One of Mir's most recent works, Pink Tank (2002), ended up combining both approaches. In 1992 Czech artist David Cerny gave a coat of pink paint to an old Russian tank in Prague that served as a World War II memorial and stuck a sign on it reading 'Trojan Horse'. Thus he turned it into a post-Velvet Revolution symbol charged with memories of the 1968 Soviet invasion. Mir's redecorated tank - in Bermondsey, London - might seem a little stranded with no comparable context, but it was planned not as a revision of history but as a summertime talking point - the reactions from passers by are collected in the spin-off work, Tank Talk (2002). The combination of breezy comments and the buried fact that popular uprisings in plenty of Western satellite states and former colonial territories met with equally forceful, and often more lethal military reprisals than the Prague Spring, combined to give the work the weird status of an icon that had been forgotten before it was created. Then, in another uncanny Mir coincidence, it was recently reactivated by images of Western armies once again in misguided action.

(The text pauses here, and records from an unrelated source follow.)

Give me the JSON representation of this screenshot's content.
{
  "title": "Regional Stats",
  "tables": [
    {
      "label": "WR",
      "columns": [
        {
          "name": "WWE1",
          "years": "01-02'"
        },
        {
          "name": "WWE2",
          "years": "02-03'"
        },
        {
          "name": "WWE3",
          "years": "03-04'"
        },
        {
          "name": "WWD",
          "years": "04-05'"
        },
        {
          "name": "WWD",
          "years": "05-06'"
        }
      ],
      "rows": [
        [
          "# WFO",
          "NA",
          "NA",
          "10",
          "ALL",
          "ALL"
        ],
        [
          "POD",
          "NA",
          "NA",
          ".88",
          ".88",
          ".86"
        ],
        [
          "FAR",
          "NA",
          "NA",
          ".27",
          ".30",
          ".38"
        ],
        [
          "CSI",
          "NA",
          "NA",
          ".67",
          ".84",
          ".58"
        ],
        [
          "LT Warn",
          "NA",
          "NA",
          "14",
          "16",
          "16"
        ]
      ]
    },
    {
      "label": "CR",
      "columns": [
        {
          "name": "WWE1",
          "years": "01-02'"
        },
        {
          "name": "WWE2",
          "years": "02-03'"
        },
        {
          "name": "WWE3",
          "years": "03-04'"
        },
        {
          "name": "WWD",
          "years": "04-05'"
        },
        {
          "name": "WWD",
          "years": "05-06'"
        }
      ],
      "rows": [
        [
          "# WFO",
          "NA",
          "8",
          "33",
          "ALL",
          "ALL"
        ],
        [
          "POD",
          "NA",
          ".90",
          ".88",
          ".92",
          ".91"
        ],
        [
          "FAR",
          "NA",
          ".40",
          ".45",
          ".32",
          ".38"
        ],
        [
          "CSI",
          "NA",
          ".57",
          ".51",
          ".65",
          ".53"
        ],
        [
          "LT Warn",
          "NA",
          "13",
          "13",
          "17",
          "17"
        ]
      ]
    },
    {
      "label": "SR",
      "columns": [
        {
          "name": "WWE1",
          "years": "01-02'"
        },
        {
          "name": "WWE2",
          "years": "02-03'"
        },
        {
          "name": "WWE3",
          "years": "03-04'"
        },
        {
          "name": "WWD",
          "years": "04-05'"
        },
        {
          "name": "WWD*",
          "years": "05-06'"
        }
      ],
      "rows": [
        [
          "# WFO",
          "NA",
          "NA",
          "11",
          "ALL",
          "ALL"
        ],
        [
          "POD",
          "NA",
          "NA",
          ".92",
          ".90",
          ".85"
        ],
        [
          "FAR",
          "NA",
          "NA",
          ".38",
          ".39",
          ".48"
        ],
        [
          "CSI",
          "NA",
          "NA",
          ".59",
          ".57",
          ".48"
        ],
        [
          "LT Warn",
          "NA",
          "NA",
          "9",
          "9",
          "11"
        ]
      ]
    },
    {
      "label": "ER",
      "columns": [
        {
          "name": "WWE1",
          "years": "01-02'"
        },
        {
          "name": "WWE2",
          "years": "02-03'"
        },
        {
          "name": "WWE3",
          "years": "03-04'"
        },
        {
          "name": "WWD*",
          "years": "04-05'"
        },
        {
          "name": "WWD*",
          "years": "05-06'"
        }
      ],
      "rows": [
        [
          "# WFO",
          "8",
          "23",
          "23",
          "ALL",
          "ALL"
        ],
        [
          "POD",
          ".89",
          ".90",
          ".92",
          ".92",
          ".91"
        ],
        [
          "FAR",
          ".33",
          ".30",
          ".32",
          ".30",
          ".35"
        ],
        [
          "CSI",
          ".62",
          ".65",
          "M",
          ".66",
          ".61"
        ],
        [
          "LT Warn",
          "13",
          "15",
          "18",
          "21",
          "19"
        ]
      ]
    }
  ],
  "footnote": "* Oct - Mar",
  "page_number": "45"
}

Mir's next plan, Plane Landing (2003-ongoing), to be realized at Compton Verney later this year, is to make a helium balloon mock-up of a generic jet airliner. This imitation plane, a 20 metre prototype for a future full-size version, will be tethered above the ground as if frozen on its final approach in the image of innumerable similar landings for the past 50 years. Mir plans to tour it to some of the world's most photographed landscapes - from the English countryside to the Swiss Alps to New York's Central Park - where the work could easily be a Romantic tribute to the modern Sublime, a warped update of the early 19th-century vogue for fake-but-picturesque neo-Classical monuments that complemented the beauty of the landscape. While it's certainly intended to underline the way that the technology of international travel has made those landscapes part of a global continuum of natural beauty available to the connoisseur, even that reading, given recent events, comes with a large side-order of hubris. A realisation that the incredible technological ability to reorganise both the world and our mass-produced images of it, could well be just a footnote to a more fundamental social failure.